Kisruh Perceraian Guru PPPK di Cikalongkulon, Tergugat Tidak Pernah Terima Surat Panggilan Sidang, Petugas Kantor Pos Cikalongkulon: Semua surat sudah diambil Amil Muhidin

suaracianjur.com
Mei 18, 2026 | 20:01 WIB Last Updated 2026-05-18T13:04:34Z
Foto: Dok. (Net) Gambar ilustrasi perceraian Guru PPPK (Gambar istimewa)

SUARA CIANJUR | CIANJUR - Menindaklanjuti kasus dugaan un- prosedural sidang perceraian Guru PPPK SDN Padamulya- Cikalongkulon yang berujung pada terbitnya akta cerai Nomor 2517/AC/2025/PA.Cjr. Iko Bambang Sukmara, S.H., selaku Kuasa Hukum tergugat/termohon pada Senin, 18 Mei 2026 kembali angkat suara.

" Pihak tergugat tidak pernah menerima panggilan sidang secara langsung maupun sah," terang Iko, Senin (18/5/2026).

" Ada dugaan bahwa surat panggilan tidak dikirim atau tidak sampai ke alamat domisili yang sebenarnya," jelasnya.

Selain itu Iko juga menyebutkan adanya Indikasi keterlibatan oknum "Amil" yang diduga membawa atau mengarahkan surat panggilan dari kantor pos ke alamat yang bukan merupakan alamat aktual tergugat.

" Diduga oknum Amil membawa atau mengarahkan surat panggilan dari kantor pos ke alamat yang bukan merupakan alamat aktual tergugat," katanya.

Lebih lanjut Iko menilai kondisi tersebut berpotensi mengarah pada cacatnya prosedur.

" Salah satunya cacat dalam proses pemanggilan pihak," terangnya.

" Putusan pengadilan harus lahir dari proses yang jujur dan sah," tandasnya.

Iko menambahkan: " Semua pihak yang terlibat akan dimintai pertanggungjawaban sesuai hukum yang berlaku".

Sebelumnya, Ardiansyah Maulana selaku Pegawai Kantor Pos Cikalongkulon yang bertugas mengirimkan surat panggilan dari Pengadilan Agama Cianjur ke alamat termohon menyebutkan seluruh surat panggilan sudah diambil oleh Amil Muhidin.

" Surat mah sadayana oge tos dicandak ku pak amil Muhidin kadieu ka kantor POS," ujar Ardiansyah. Jumat (8/5/2026).

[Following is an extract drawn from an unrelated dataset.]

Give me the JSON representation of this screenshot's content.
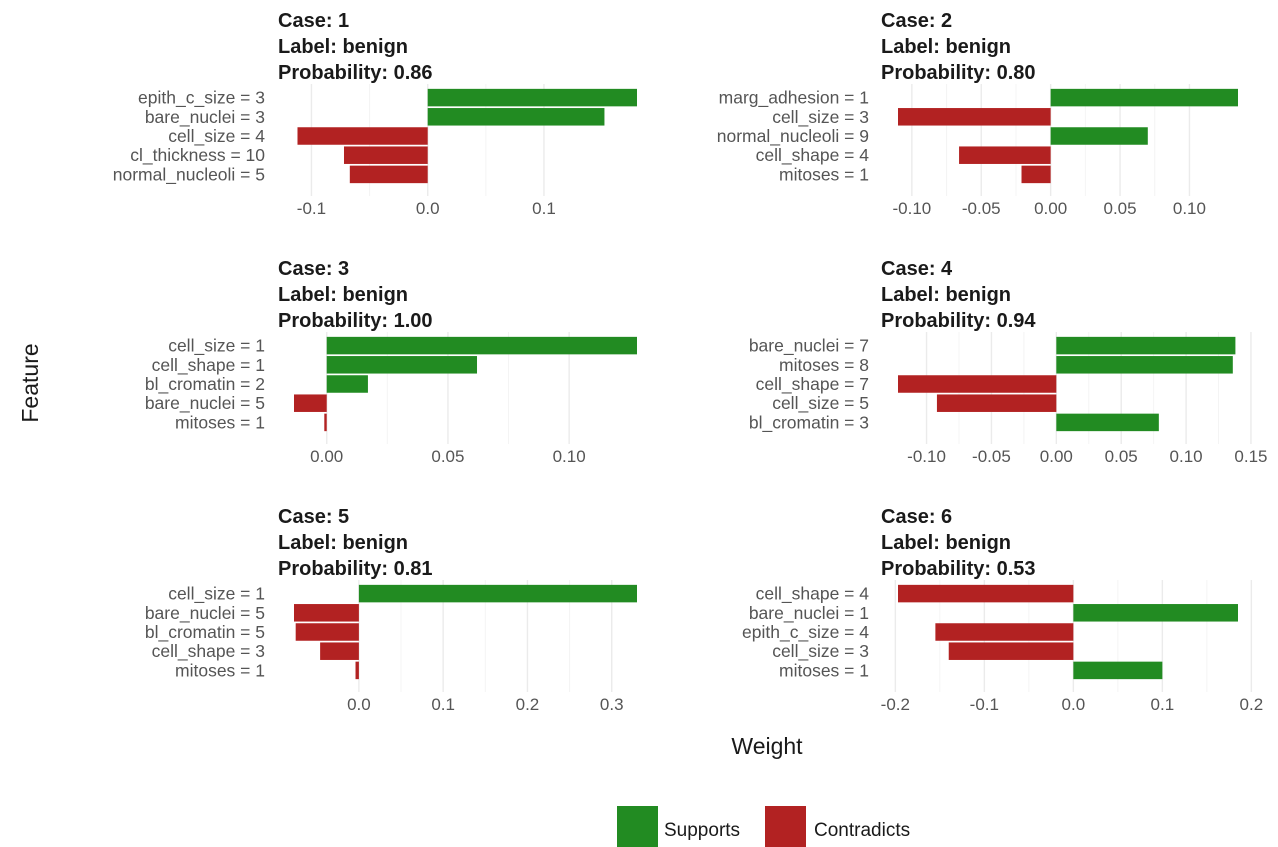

" Amil Muhidin mengontak saya, ia bertanya ada surat ngak untuk Tika Sumyati binti Ayub, kalau ada serahkan kepada saya," ungkapnya.

Terpisah, Muhidin selaku Amil Desa Mekarjaya saat di konfirmasi ulang terkait pengakuan Ardiansyah mengaku lupa, dengan alasan peristiwanya sudah lama berlalu.

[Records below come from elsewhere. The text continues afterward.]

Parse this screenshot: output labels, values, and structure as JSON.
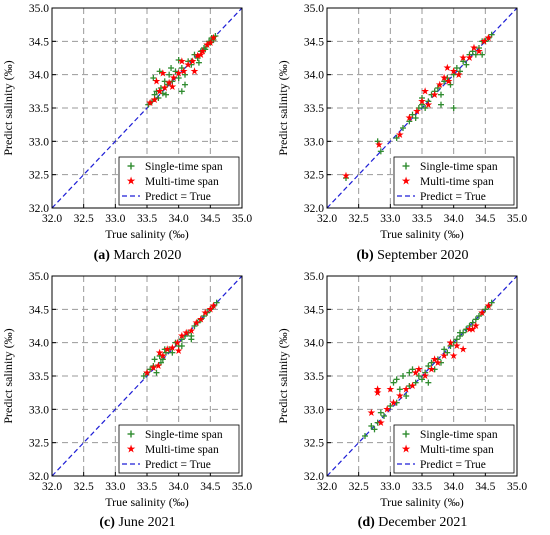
{
  "chart_data": [
    {
      "type": "scatter",
      "caption_tag": "(a)",
      "caption_text": " March 2020",
      "xlabel": "True salinity  (‰)",
      "ylabel": "Predict salinity (‰)",
      "xlim": [
        32.0,
        35.0
      ],
      "ylim": [
        32.0,
        35.0
      ],
      "xticks": [
        "32.0",
        "32.5",
        "33.0",
        "33.5",
        "34.0",
        "34.5",
        "35.0"
      ],
      "yticks": [
        "32.0",
        "32.5",
        "33.0",
        "33.5",
        "34.0",
        "34.5",
        "35.0"
      ],
      "grid": true,
      "legend_position": "bottom-right",
      "series": [
        {
          "name": "Single-time span",
          "marker": "plus",
          "color": "#2e8b2e",
          "x": [
            33.52,
            33.58,
            33.62,
            33.65,
            33.68,
            33.72,
            33.75,
            33.78,
            33.82,
            33.85,
            33.9,
            33.95,
            34.0,
            34.05,
            34.1,
            34.15,
            34.2,
            34.25,
            34.3,
            34.35,
            34.4,
            34.42,
            34.45,
            34.48,
            34.5,
            34.52,
            34.55,
            34.58,
            33.6,
            33.7,
            33.8,
            34.0,
            34.05,
            34.2,
            34.1,
            33.88,
            34.32
          ],
          "y": [
            33.55,
            33.6,
            33.7,
            33.75,
            33.65,
            33.8,
            33.72,
            33.9,
            33.85,
            34.0,
            33.9,
            34.05,
            33.95,
            34.1,
            34.0,
            34.2,
            34.15,
            34.3,
            34.25,
            34.35,
            34.4,
            34.38,
            34.45,
            34.5,
            34.48,
            34.55,
            34.52,
            34.58,
            33.95,
            34.05,
            33.7,
            34.22,
            33.75,
            34.2,
            33.85,
            34.1,
            34.18
          ]
        },
        {
          "name": "Multi-time span",
          "marker": "star",
          "color": "#ff0000",
          "x": [
            33.55,
            33.62,
            33.7,
            33.78,
            33.85,
            33.92,
            34.0,
            34.08,
            34.15,
            34.22,
            34.3,
            34.38,
            34.45,
            34.5,
            34.55,
            33.65,
            33.75,
            33.9,
            34.05,
            34.25,
            34.35
          ],
          "y": [
            33.58,
            33.62,
            33.75,
            33.8,
            33.88,
            33.95,
            34.02,
            34.05,
            34.15,
            34.2,
            34.28,
            34.35,
            34.45,
            34.48,
            34.55,
            33.9,
            34.02,
            33.82,
            34.2,
            34.05,
            34.3
          ]
        }
      ],
      "legend_line_label": "Predict = True"
    },
    {
      "type": "scatter",
      "caption_tag": "(b)",
      "caption_text": " September 2020",
      "xlabel": "True salinity  (‰)",
      "ylabel": "Predict salinity (‰)",
      "xlim": [
        32.0,
        35.0
      ],
      "ylim": [
        32.0,
        35.0
      ],
      "xticks": [
        "32.0",
        "32.5",
        "33.0",
        "33.5",
        "34.0",
        "34.5",
        "35.0"
      ],
      "yticks": [
        "32.0",
        "32.5",
        "33.0",
        "33.5",
        "34.0",
        "34.5",
        "35.0"
      ],
      "grid": true,
      "legend_position": "bottom-right",
      "series": [
        {
          "name": "Single-time span",
          "marker": "plus",
          "color": "#2e8b2e",
          "x": [
            32.3,
            32.8,
            32.85,
            33.1,
            33.2,
            33.3,
            33.35,
            33.4,
            33.45,
            33.5,
            33.55,
            33.6,
            33.65,
            33.7,
            33.75,
            33.8,
            33.85,
            33.9,
            33.95,
            34.0,
            34.05,
            34.1,
            34.15,
            34.2,
            34.25,
            34.3,
            34.35,
            34.4,
            34.45,
            34.5,
            34.55,
            34.6,
            33.5,
            33.8,
            34.0,
            34.45
          ],
          "y": [
            32.45,
            33.0,
            32.85,
            33.05,
            33.2,
            33.3,
            33.4,
            33.35,
            33.5,
            33.55,
            33.5,
            33.6,
            33.7,
            33.75,
            33.8,
            33.7,
            33.9,
            33.95,
            33.85,
            34.0,
            34.1,
            34.05,
            34.2,
            34.15,
            34.3,
            34.35,
            34.3,
            34.4,
            34.5,
            34.5,
            34.55,
            34.6,
            33.65,
            33.55,
            33.5,
            34.3
          ]
        },
        {
          "name": "Multi-time span",
          "marker": "star",
          "color": "#ff0000",
          "x": [
            32.3,
            32.82,
            33.15,
            33.3,
            33.42,
            33.5,
            33.6,
            33.7,
            33.78,
            33.85,
            33.92,
            34.0,
            34.08,
            34.15,
            34.25,
            34.32,
            34.4,
            34.48,
            34.55,
            33.55,
            33.9
          ],
          "y": [
            32.48,
            32.95,
            33.1,
            33.35,
            33.45,
            33.6,
            33.55,
            33.7,
            33.85,
            33.95,
            33.9,
            34.05,
            34.0,
            34.25,
            34.25,
            34.4,
            34.35,
            34.5,
            34.55,
            33.75,
            34.1
          ]
        }
      ],
      "legend_line_label": "Predict = True"
    },
    {
      "type": "scatter",
      "caption_tag": "(c)",
      "caption_text": " June 2021",
      "xlabel": "True salinity  (‰)",
      "ylabel": "Predict salinity (‰)",
      "xlim": [
        32.0,
        35.0
      ],
      "ylim": [
        32.0,
        35.0
      ],
      "xticks": [
        "32.0",
        "32.5",
        "33.0",
        "33.5",
        "34.0",
        "34.5",
        "35.0"
      ],
      "yticks": [
        "32.0",
        "32.5",
        "33.0",
        "33.5",
        "34.0",
        "34.5",
        "35.0"
      ],
      "grid": true,
      "legend_position": "bottom-right",
      "series": [
        {
          "name": "Single-time span",
          "marker": "plus",
          "color": "#2e8b2e",
          "x": [
            33.45,
            33.5,
            33.55,
            33.6,
            33.65,
            33.7,
            33.72,
            33.75,
            33.8,
            33.85,
            33.9,
            33.95,
            34.0,
            34.05,
            34.1,
            34.15,
            34.2,
            34.25,
            34.3,
            34.35,
            34.4,
            34.45,
            34.5,
            34.55,
            34.6,
            33.62,
            33.78,
            34.05,
            34.2
          ],
          "y": [
            33.5,
            33.55,
            33.6,
            33.65,
            33.55,
            33.8,
            33.7,
            33.75,
            33.85,
            33.9,
            33.85,
            34.0,
            33.95,
            34.05,
            34.1,
            34.15,
            34.05,
            34.25,
            34.3,
            34.35,
            34.4,
            34.45,
            34.5,
            34.55,
            34.6,
            33.75,
            33.9,
            33.95,
            34.1
          ]
        },
        {
          "name": "Multi-time span",
          "marker": "star",
          "color": "#ff0000",
          "x": [
            33.5,
            33.6,
            33.68,
            33.75,
            33.82,
            33.9,
            33.98,
            34.05,
            34.12,
            34.2,
            34.28,
            34.35,
            34.42,
            34.5,
            34.55,
            33.7,
            34.0
          ],
          "y": [
            33.55,
            33.62,
            33.65,
            33.8,
            33.9,
            33.92,
            34.0,
            34.1,
            34.15,
            34.18,
            34.3,
            34.35,
            34.45,
            34.5,
            34.55,
            33.85,
            33.88
          ]
        }
      ],
      "legend_line_label": "Predict = True"
    },
    {
      "type": "scatter",
      "caption_tag": "(d)",
      "caption_text": " December 2021",
      "xlabel": "True salinity  (‰)",
      "ylabel": "Predict salinity (‰)",
      "xlim": [
        32.0,
        35.0
      ],
      "ylim": [
        32.0,
        35.0
      ],
      "xticks": [
        "32.0",
        "32.5",
        "33.0",
        "33.5",
        "34.0",
        "34.5",
        "35.0"
      ],
      "yticks": [
        "32.0",
        "32.5",
        "33.0",
        "33.5",
        "34.0",
        "34.5",
        "35.0"
      ],
      "grid": true,
      "legend_position": "bottom-right",
      "series": [
        {
          "name": "Single-time span",
          "marker": "plus",
          "color": "#2e8b2e",
          "x": [
            32.6,
            32.7,
            32.75,
            32.8,
            32.85,
            32.9,
            33.0,
            33.05,
            33.1,
            33.15,
            33.2,
            33.25,
            33.3,
            33.35,
            33.4,
            33.45,
            33.5,
            33.55,
            33.6,
            33.65,
            33.7,
            33.75,
            33.8,
            33.85,
            33.9,
            33.95,
            34.0,
            34.05,
            34.1,
            34.15,
            34.2,
            34.25,
            34.3,
            34.35,
            34.4,
            34.45,
            34.5,
            34.55,
            34.6,
            33.1,
            33.3,
            33.6,
            34.1,
            34.2
          ],
          "y": [
            32.6,
            32.75,
            32.7,
            32.8,
            32.95,
            32.9,
            33.05,
            33.4,
            33.1,
            33.3,
            33.5,
            33.2,
            33.35,
            33.6,
            33.4,
            33.5,
            33.45,
            33.55,
            33.65,
            33.7,
            33.6,
            33.75,
            33.7,
            33.9,
            33.85,
            33.95,
            34.0,
            34.05,
            34.1,
            34.15,
            34.2,
            34.25,
            34.3,
            34.35,
            34.4,
            34.45,
            34.5,
            34.55,
            34.6,
            33.45,
            33.55,
            33.4,
            34.15,
            34.2
          ]
        },
        {
          "name": "Multi-time span",
          "marker": "star",
          "color": "#ff0000",
          "x": [
            32.7,
            32.8,
            32.85,
            32.95,
            33.05,
            33.15,
            33.25,
            33.35,
            33.45,
            33.55,
            33.65,
            33.75,
            33.85,
            33.95,
            34.05,
            34.15,
            34.25,
            34.35,
            34.45,
            34.55,
            32.8,
            33.0,
            33.4,
            33.7,
            34.0,
            34.3
          ],
          "y": [
            32.95,
            33.25,
            32.8,
            33.0,
            33.1,
            33.2,
            33.3,
            33.35,
            33.6,
            33.5,
            33.6,
            33.7,
            33.8,
            34.0,
            33.95,
            33.9,
            34.2,
            34.25,
            34.45,
            34.55,
            33.3,
            33.3,
            33.55,
            33.75,
            33.8,
            34.2
          ]
        }
      ],
      "legend_line_label": "Predict = True"
    }
  ]
}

" Saya mah lupa deui, da geus lila atuh, saya mah heran kok karak ayeuna di riweuhkeun, mun arek mah harita atuh," kelit Muhidin, Jumat (8/5/2026).

" Pokona mah masalah ieu ayeuna mah saya mah tidak bisa memberikan jawaban apapun silahkan hubungi atasan saya pak Pengacara TP (Inisial -red)," ketusnya sambil menyarankan awak media menghubungi pengacara atasannya.

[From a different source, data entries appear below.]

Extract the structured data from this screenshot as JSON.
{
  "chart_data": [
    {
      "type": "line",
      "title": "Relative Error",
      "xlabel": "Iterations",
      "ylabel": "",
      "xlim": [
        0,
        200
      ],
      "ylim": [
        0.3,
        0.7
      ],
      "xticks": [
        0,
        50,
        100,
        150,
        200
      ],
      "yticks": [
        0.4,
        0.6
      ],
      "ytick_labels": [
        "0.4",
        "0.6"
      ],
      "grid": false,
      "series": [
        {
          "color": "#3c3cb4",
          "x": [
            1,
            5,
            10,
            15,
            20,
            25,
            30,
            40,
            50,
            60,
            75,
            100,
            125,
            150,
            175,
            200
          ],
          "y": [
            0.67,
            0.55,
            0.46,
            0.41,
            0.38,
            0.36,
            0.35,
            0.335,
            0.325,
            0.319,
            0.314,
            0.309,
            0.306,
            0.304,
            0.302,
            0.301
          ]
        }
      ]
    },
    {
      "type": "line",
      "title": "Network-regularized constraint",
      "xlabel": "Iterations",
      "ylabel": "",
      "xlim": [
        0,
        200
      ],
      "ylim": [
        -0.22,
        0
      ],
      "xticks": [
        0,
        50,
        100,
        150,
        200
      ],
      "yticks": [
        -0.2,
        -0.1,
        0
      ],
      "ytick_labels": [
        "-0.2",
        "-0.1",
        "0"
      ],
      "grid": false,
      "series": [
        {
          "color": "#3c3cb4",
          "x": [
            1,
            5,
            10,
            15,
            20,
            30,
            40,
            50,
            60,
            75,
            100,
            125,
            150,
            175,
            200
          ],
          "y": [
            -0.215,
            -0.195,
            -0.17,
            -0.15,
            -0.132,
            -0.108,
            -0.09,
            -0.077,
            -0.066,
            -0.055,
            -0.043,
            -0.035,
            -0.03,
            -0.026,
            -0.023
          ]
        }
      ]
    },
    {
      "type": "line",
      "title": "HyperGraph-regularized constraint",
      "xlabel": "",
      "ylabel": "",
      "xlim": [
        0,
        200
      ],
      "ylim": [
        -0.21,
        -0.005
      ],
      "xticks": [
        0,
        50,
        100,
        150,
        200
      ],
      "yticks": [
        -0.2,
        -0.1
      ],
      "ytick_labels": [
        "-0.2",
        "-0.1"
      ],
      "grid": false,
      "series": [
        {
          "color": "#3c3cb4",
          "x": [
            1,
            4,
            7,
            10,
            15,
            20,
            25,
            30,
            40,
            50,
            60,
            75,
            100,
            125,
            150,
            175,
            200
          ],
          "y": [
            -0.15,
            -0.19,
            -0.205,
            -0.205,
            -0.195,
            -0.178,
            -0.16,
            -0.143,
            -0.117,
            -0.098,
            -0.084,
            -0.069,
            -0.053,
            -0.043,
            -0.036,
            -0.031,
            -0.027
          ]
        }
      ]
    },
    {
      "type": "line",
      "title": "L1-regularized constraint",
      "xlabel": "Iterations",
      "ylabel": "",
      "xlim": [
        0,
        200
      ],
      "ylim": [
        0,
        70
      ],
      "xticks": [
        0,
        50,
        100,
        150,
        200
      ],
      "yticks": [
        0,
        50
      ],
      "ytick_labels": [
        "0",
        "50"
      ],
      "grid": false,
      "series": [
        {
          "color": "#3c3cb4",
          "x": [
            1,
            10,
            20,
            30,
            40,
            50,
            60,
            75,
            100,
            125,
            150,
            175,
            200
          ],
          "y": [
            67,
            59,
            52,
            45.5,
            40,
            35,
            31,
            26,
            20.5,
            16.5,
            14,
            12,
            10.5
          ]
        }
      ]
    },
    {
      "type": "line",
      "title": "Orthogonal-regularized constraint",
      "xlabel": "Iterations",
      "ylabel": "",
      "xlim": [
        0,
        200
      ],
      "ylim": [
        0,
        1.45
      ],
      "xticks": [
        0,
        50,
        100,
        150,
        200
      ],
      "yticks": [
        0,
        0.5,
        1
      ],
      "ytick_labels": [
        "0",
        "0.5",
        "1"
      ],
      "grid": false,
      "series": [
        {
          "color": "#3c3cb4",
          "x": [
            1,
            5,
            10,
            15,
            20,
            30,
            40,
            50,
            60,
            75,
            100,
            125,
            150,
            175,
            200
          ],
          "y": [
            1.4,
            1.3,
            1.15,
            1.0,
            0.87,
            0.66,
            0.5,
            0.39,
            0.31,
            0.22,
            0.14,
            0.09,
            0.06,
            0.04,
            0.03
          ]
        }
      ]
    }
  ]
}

Lanjut Muhidin: " Saya mah heran ka Tika kunaon ayeuna mempermasalahkan terus perceraianna, kuduna mah nganuhunkeun teu miluan mayar surat cerai na beres tinggal ngambil di pengadilan, naon sih nu dirugikeunna?".

Sesuai arahan dan petunjuk dari Amil Muhidin, yang sebelumnya menyarankan agar menghubungi atasannya, yaitu; Pengacara Topan, sesuai instruksi tersebut awak media pun menghubungi Pengacara Topan melalui sambungan aplikasi perpesanan WhatsApp.

" Kieu, saya berdasarkan berkas nu di kasih mereun saya mah ti pak amil, matak ke lamun misalkan ku saya dikelin kan berkasna aya, aya berkasna, kan saya mah berdasarkan berkas meureun, da jeung pak amil saya mah kurang kenal, teu kenal-kenal acan kan kitu, saya mah orang-orang tersebut mengajukan, kan saya mah berdasarkan berkas," terang Topan, Senin, (18/5/2026).

Jadi pak Topan mah berdasarkan berkas ti pak Amil kitu nya? tanya awak media.

" Heeuh ari saya mah kitu, matak sok ke ka kantor saya," pungkasnya.

Jauh- jauh hari sebelumnya dihubungi awak media, Sobandi Guru PPPK SDN Padamulya selaku pihak Pemohon, berkelit bahwa terbitnya akta cerai dari Pengadilan Agama Cianjur yang menimbulkan ke- kisruhan akibat dari ke- awamannya.

" Terus terang dikarenakan saya awam tidak tahu harus bagaimana memproses perceraian saya, saya meminta bantuan pak amil Muhidin," jelas Sobandi, Rabu (6/5/2026).

" Saya hanya mempersiapkan persyaratan yang ada di abdi kitu KK KTP kitu, kemudian memasrahkannya kepada pak amil kitu, adapun surat-surat yang lainnya abdi teu terang kitu," katanya.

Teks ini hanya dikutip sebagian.